The Astral
- Author: Kate Christensen
- Language: English
- Genre: Fiction
- Published: 2011 (Doubleday)
- Publication place: United States
- Media type: Print (Hardback)
- Pages: 311
- ISBN: 9780385530910
- OCLC: 666230046

= The Astral (novel) =

2011 novel by Kate Christensen

The Astral is a 2011 novel by Kate Christensen.
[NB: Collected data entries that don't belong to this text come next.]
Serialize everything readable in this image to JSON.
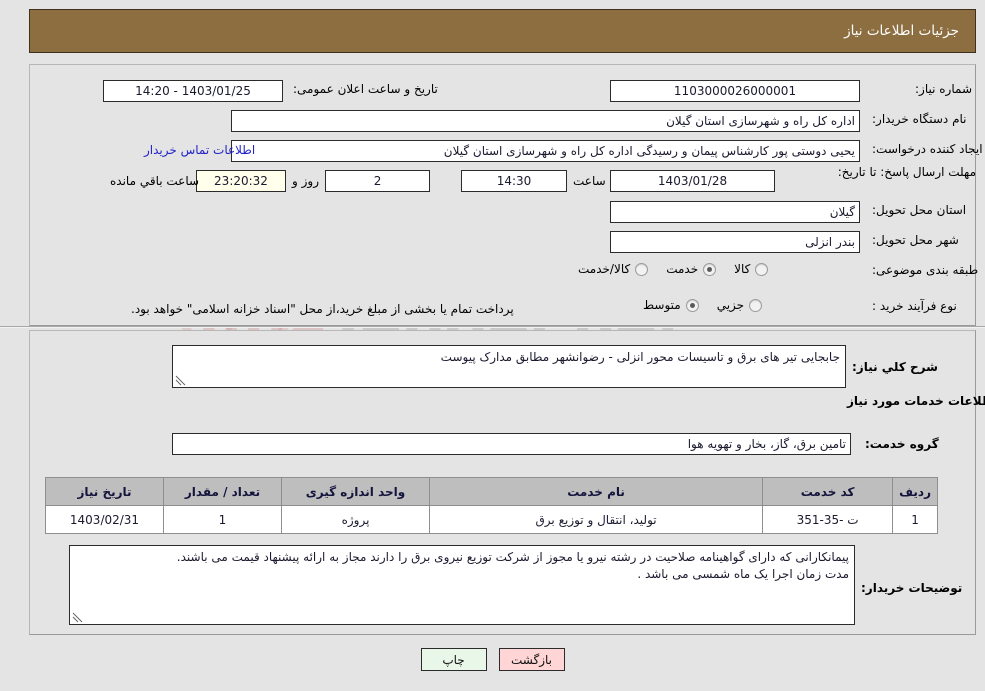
{
  "header": {
    "title": "جزئیات اطلاعات نیاز"
  },
  "colors": {
    "header_brown": "#8d6e40",
    "link_blue": "#2323c8",
    "table_header_gray": "#bebebe",
    "countdown_cream": "#ffffeb",
    "print_button_green": "#e9f7e9",
    "back_button_pink": "#ffd5d5"
  },
  "form": {
    "need_number_label": "شماره نیاز:",
    "need_number_value": "1103000026000001",
    "announce_datetime_label": "تاریخ و ساعت اعلان عمومی:",
    "announce_datetime_value": "1403/01/25 - 14:20",
    "buyer_org_label": "نام دستگاه خریدار:",
    "buyer_org_value": "اداره کل راه و شهرسازی استان گیلان",
    "requester_label": "ایجاد کننده درخواست:",
    "requester_value": "یحیی دوستی پور کارشناس پیمان و رسیدگی اداره کل راه و شهرسازی استان گیلان",
    "buyer_contact_link": "اطلاعات تماس خریدار",
    "deadline_label": "مهلت ارسال پاسخ: تا تاریخ:",
    "deadline_date_value": "1403/01/28",
    "hour_label": "ساعت",
    "deadline_time_value": "14:30",
    "days_value": "2",
    "days_label": "روز و",
    "countdown_value": "23:20:32",
    "remaining_label": "ساعت باقي مانده",
    "delivery_province_label": "استان محل تحویل:",
    "delivery_province_value": "گیلان",
    "delivery_city_label": "شهر محل تحویل:",
    "delivery_city_value": "بندر انزلی",
    "category_label": "طبقه بندی موضوعی:",
    "category_options": [
      {
        "label": "کالا",
        "selected": false
      },
      {
        "label": "خدمت",
        "selected": true
      },
      {
        "label": "کالا/خدمت",
        "selected": false
      }
    ],
    "process_type_label": "نوع فرآیند خرید :",
    "process_type_options": [
      {
        "label": "جزیي",
        "selected": false
      },
      {
        "label": "متوسط",
        "selected": true
      }
    ],
    "treasury_note": "پرداخت تمام یا بخشی از مبلغ خرید،از محل \"اسناد خزانه اسلامی\" خواهد بود."
  },
  "details": {
    "general_desc_label": "شرح کلي نیاز:",
    "general_desc_value": "جابجایی تیر های برق و تاسیسات محور انزلی - رضوانشهر مطابق مدارک پیوست",
    "services_section_title": "اطلاعات خدمات مورد نیاز",
    "service_group_label": "گروه خدمت:",
    "service_group_value": "تامین برق، گاز، بخار و تهویه هوا"
  },
  "table": {
    "columns": [
      "ردیف",
      "کد خدمت",
      "نام خدمت",
      "واحد اندازه گیری",
      "تعداد / مقدار",
      "تاریخ نیاز"
    ],
    "rows": [
      {
        "row_no": "1",
        "service_code": "ت -35-351",
        "service_name": "تولید، انتقال و توزیع برق",
        "unit": "پروژه",
        "quantity": "1",
        "need_date": "1403/02/31"
      }
    ]
  },
  "notes": {
    "buyer_notes_label": "توضیحات خریدار:",
    "buyer_notes_line1": "پیمانکارانی که دارای گواهینامه صلاحیت در رشته نیرو یا مجوز از شرکت توزیع نیروی برق را دارند مجاز به ارائه پیشنهاد قیمت می باشند.",
    "buyer_notes_line2": "مدت زمان اجرا یک ماه شمسی می باشد ."
  },
  "buttons": {
    "print_label": "چاپ",
    "back_label": "بازگشت"
  },
  "watermark": {
    "text_left": "Ana",
    "text_right": "Tender.net"
  }
}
It is about a poet, Harry Quirk, who having been thrown out of the family apartment at the Astral by his wife Luz, attempts to get his life back together.

==Reception==
Daniel Handler, reviewing The Astral in The New York Times, called it "an object lesson on the current realist novel, with its pitfalls and pleasures both as clear as the book’s unsentimental vision." and concluded "the realist novel believes that we are, all of us ordinary people in our ordinary lives, enchanted already. .. But then when I open a novel, I expect something other than the ordinary circumstances that already surround me, be it in language or story. I think most readers do. To expect otherwise, as Christensen does in “The Astral,” seems a little, well, unrealistic." The Washington Post found "that Christensen has somehow — again — created a captivatingly believable male narrator".

The Astral has also been reviewed by Booklist, Library Journal, BookPage Reviews, Kirkus Reviews, and Publishers Weekly.